The "lagarteros," the ones chosen to find the lizard, travel long distances in search of the dens of the crocodiles.

Once they locate a den that is considered one of the largest in the area, the "lagarteros" proceed to capture it. This task can demand up to more than six hours. If they confirm that the animal is hidden in the lair, they proceed to provoke it to come to the surface.

"In this dangerous task, the
"lagarteros" even risk their lives, introducing part of their bodies in the cave to verify that the animal is in its burrow and try in any way to capture it," they said in its  statement.

When the animal is captured, the town is warned with the sound of car sirens.

The animal is tied and loaded on the shoulders of the
"lagarteros" to be displayed in a corral in the center of town. The crocodile will be kept locked and released  in  Holy Sunday near its burrow.

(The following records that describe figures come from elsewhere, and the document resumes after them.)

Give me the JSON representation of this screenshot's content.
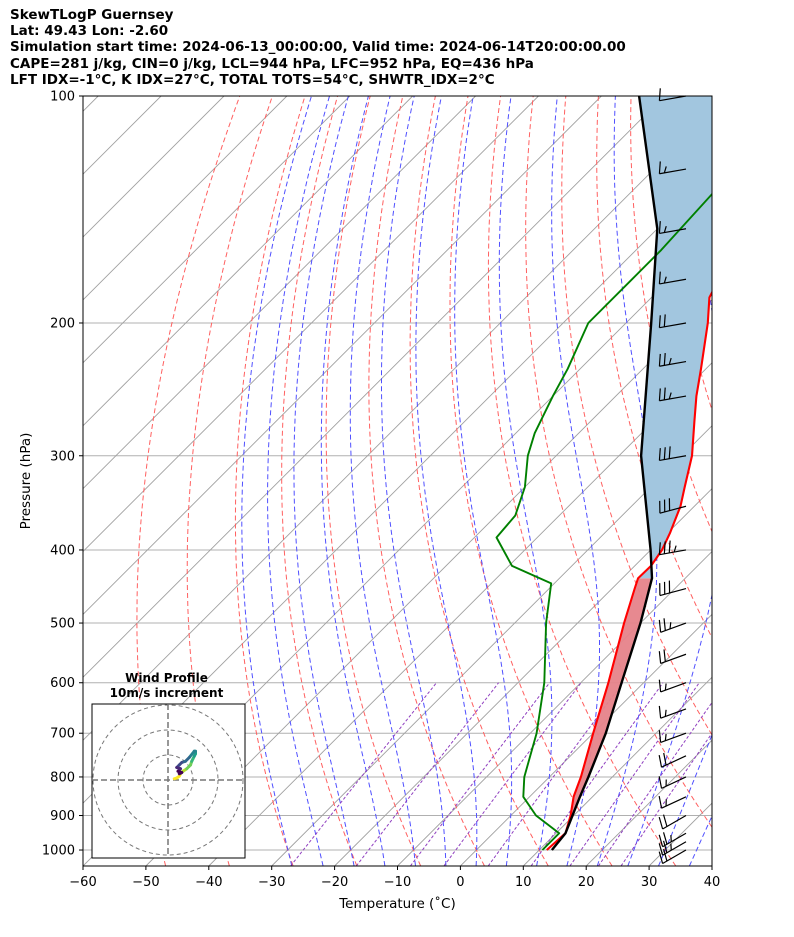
{
  "header": {
    "lines": [
      "SkewTLogP Guernsey",
      "Lat: 49.43   Lon: -2.60",
      "Simulation start time: 2024-06-13_00:00:00, Valid time: 2024-06-14T20:00:00.00",
      "CAPE=281 j/kg, CIN=0 j/kg, LCL=944 hPa, LFC=952 hPa, EQ=436 hPa",
      "LFT IDX=-1°C, K IDX=27°C, TOTAL TOTS=54°C, SHWTR_IDX=2°C"
    ]
  },
  "chart_data": {
    "type": "skew-t log-p",
    "xlabel": "Temperature (˚C)",
    "ylabel": "Pressure (hPa)",
    "xlim": [
      -60,
      40
    ],
    "ylim": [
      1050,
      100
    ],
    "xticks": [
      -60,
      -50,
      -40,
      -30,
      -20,
      -10,
      0,
      10,
      20,
      30,
      40
    ],
    "xtick_labels": [
      "−60",
      "−50",
      "−40",
      "−30",
      "−20",
      "−10",
      "0",
      "10",
      "20",
      "30",
      "40"
    ],
    "yticks": [
      1000,
      900,
      800,
      700,
      600,
      500,
      400,
      300,
      200,
      100
    ],
    "ytick_labels": [
      "1000",
      "900",
      "800",
      "700",
      "600",
      "500",
      "400",
      "300",
      "200",
      "100"
    ],
    "temperature": [
      [
        1000,
        11.2
      ],
      [
        950,
        11.5
      ],
      [
        900,
        9.5
      ],
      [
        850,
        7.0
      ],
      [
        800,
        5.0
      ],
      [
        700,
        0.0
      ],
      [
        600,
        -5.6
      ],
      [
        500,
        -12.6
      ],
      [
        450,
        -16.4
      ],
      [
        436,
        -17.5
      ],
      [
        420,
        -17.4
      ],
      [
        400,
        -18.2
      ],
      [
        380,
        -19.6
      ],
      [
        350,
        -22.2
      ],
      [
        330,
        -24.6
      ],
      [
        300,
        -28.4
      ],
      [
        270,
        -33.5
      ],
      [
        250,
        -37.2
      ],
      [
        230,
        -40.8
      ],
      [
        200,
        -47.0
      ],
      [
        185,
        -50.8
      ],
      [
        160,
        -54.4
      ],
      [
        130,
        -60.0
      ],
      [
        110,
        -63.8
      ],
      [
        100,
        -66.0
      ]
    ],
    "dewpoint": [
      [
        1000,
        10.5
      ],
      [
        950,
        10.5
      ],
      [
        900,
        4.0
      ],
      [
        850,
        -1.0
      ],
      [
        800,
        -4.0
      ],
      [
        700,
        -9.0
      ],
      [
        600,
        -15.8
      ],
      [
        500,
        -25.0
      ],
      [
        443,
        -30.5
      ],
      [
        420,
        -39.5
      ],
      [
        385,
        -46.5
      ],
      [
        360,
        -47.0
      ],
      [
        330,
        -50.0
      ],
      [
        300,
        -54.5
      ],
      [
        280,
        -57.0
      ],
      [
        250,
        -60.0
      ],
      [
        230,
        -62.0
      ],
      [
        200,
        -66.0
      ],
      [
        175,
        -66.0
      ],
      [
        160,
        -66.0
      ],
      [
        130,
        -67.0
      ],
      [
        100,
        -68.0
      ]
    ],
    "parcel": [
      [
        1000,
        12.0
      ],
      [
        950,
        11.5
      ],
      [
        900,
        9.8
      ],
      [
        850,
        8.0
      ],
      [
        800,
        6.2
      ],
      [
        700,
        2.0
      ],
      [
        600,
        -3.5
      ],
      [
        500,
        -10.0
      ],
      [
        436,
        -15.3
      ],
      [
        400,
        -20.0
      ],
      [
        300,
        -36.5
      ],
      [
        200,
        -56.0
      ],
      [
        150,
        -70.0
      ],
      [
        100,
        -94.0
      ]
    ],
    "shading": {
      "cape_color": "#e6838a",
      "upper_color": "#a2c6df"
    },
    "colors": {
      "temperature": "#ff0000",
      "dewpoint": "#008000",
      "parcel": "#000000",
      "dry_adiabat": "#ff6060",
      "moist_adiabat": "#5050ff",
      "mixing_ratio": "#9040c0",
      "isotherm": "#a0a0a0"
    },
    "wind_barbs": [
      {
        "p": 1000,
        "speed": 20,
        "dir": 240
      },
      {
        "p": 975,
        "speed": 25,
        "dir": 240
      },
      {
        "p": 950,
        "speed": 25,
        "dir": 240
      },
      {
        "p": 900,
        "speed": 20,
        "dir": 240
      },
      {
        "p": 850,
        "speed": 15,
        "dir": 245
      },
      {
        "p": 800,
        "speed": 15,
        "dir": 245
      },
      {
        "p": 750,
        "speed": 20,
        "dir": 245
      },
      {
        "p": 700,
        "speed": 15,
        "dir": 250
      },
      {
        "p": 650,
        "speed": 15,
        "dir": 250
      },
      {
        "p": 600,
        "speed": 15,
        "dir": 250
      },
      {
        "p": 550,
        "speed": 20,
        "dir": 250
      },
      {
        "p": 500,
        "speed": 25,
        "dir": 250
      },
      {
        "p": 450,
        "speed": 30,
        "dir": 255
      },
      {
        "p": 400,
        "speed": 35,
        "dir": 260
      },
      {
        "p": 350,
        "speed": 30,
        "dir": 255
      },
      {
        "p": 300,
        "speed": 30,
        "dir": 260
      },
      {
        "p": 250,
        "speed": 25,
        "dir": 260
      },
      {
        "p": 225,
        "speed": 25,
        "dir": 260
      },
      {
        "p": 200,
        "speed": 20,
        "dir": 260
      },
      {
        "p": 175,
        "speed": 15,
        "dir": 260
      },
      {
        "p": 150,
        "speed": 15,
        "dir": 260
      },
      {
        "p": 125,
        "speed": 15,
        "dir": 260
      },
      {
        "p": 100,
        "speed": 10,
        "dir": 260
      }
    ],
    "hodograph": {
      "title": "Wind Profile",
      "subtitle": "10m/s increment",
      "u": [
        2.5,
        3.5,
        4.5,
        5.0,
        6.0,
        7.5,
        9.0,
        9.5,
        10.0,
        10.5,
        11.0,
        11.0,
        10.5,
        8.5,
        7.0,
        5.5,
        4.5,
        3.5,
        5.0,
        4.0,
        5.5,
        4.5
      ],
      "v": [
        0.5,
        0.8,
        1.5,
        2.5,
        3.5,
        4.5,
        6.0,
        7.5,
        8.5,
        9.5,
        10.5,
        11.5,
        11.5,
        9.0,
        7.5,
        7.0,
        6.0,
        5.0,
        4.5,
        3.5,
        3.0,
        2.5
      ],
      "colormap": [
        "#fde725",
        "#b5de2b",
        "#6ece58",
        "#35b779",
        "#1f9e89",
        "#26828e",
        "#31688e",
        "#3e4989",
        "#482878",
        "#440154"
      ]
    }
  }
}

The choice of Good Friday for the ritual may have been to submerge the act into the Christian celebration. "In this way, Good Friday is accepted as a significant day where the union of the celebration imposed by the Catholic missionaries at the arrival of the conquest and the indigenous celebration of the sacrifice of a sacred animal occurs," the organizers said in its statement.

In the past, the animal was sacrificed and butchered for consumption and medicinal use. Today the animal is returned to the river. The activity is very popular with locals and national tourists.

Last year, the National System of Conservation Areas prohibited this activity deciding that "Lagarteada" itself, "is an act that goes against current national and international regulations, technical criteria, bioethical principles and welfare animal, where hunting, racking and exhibition are prohibited."

Despite the ban, the organizers announced that they will continue with their tradition this Good Friday.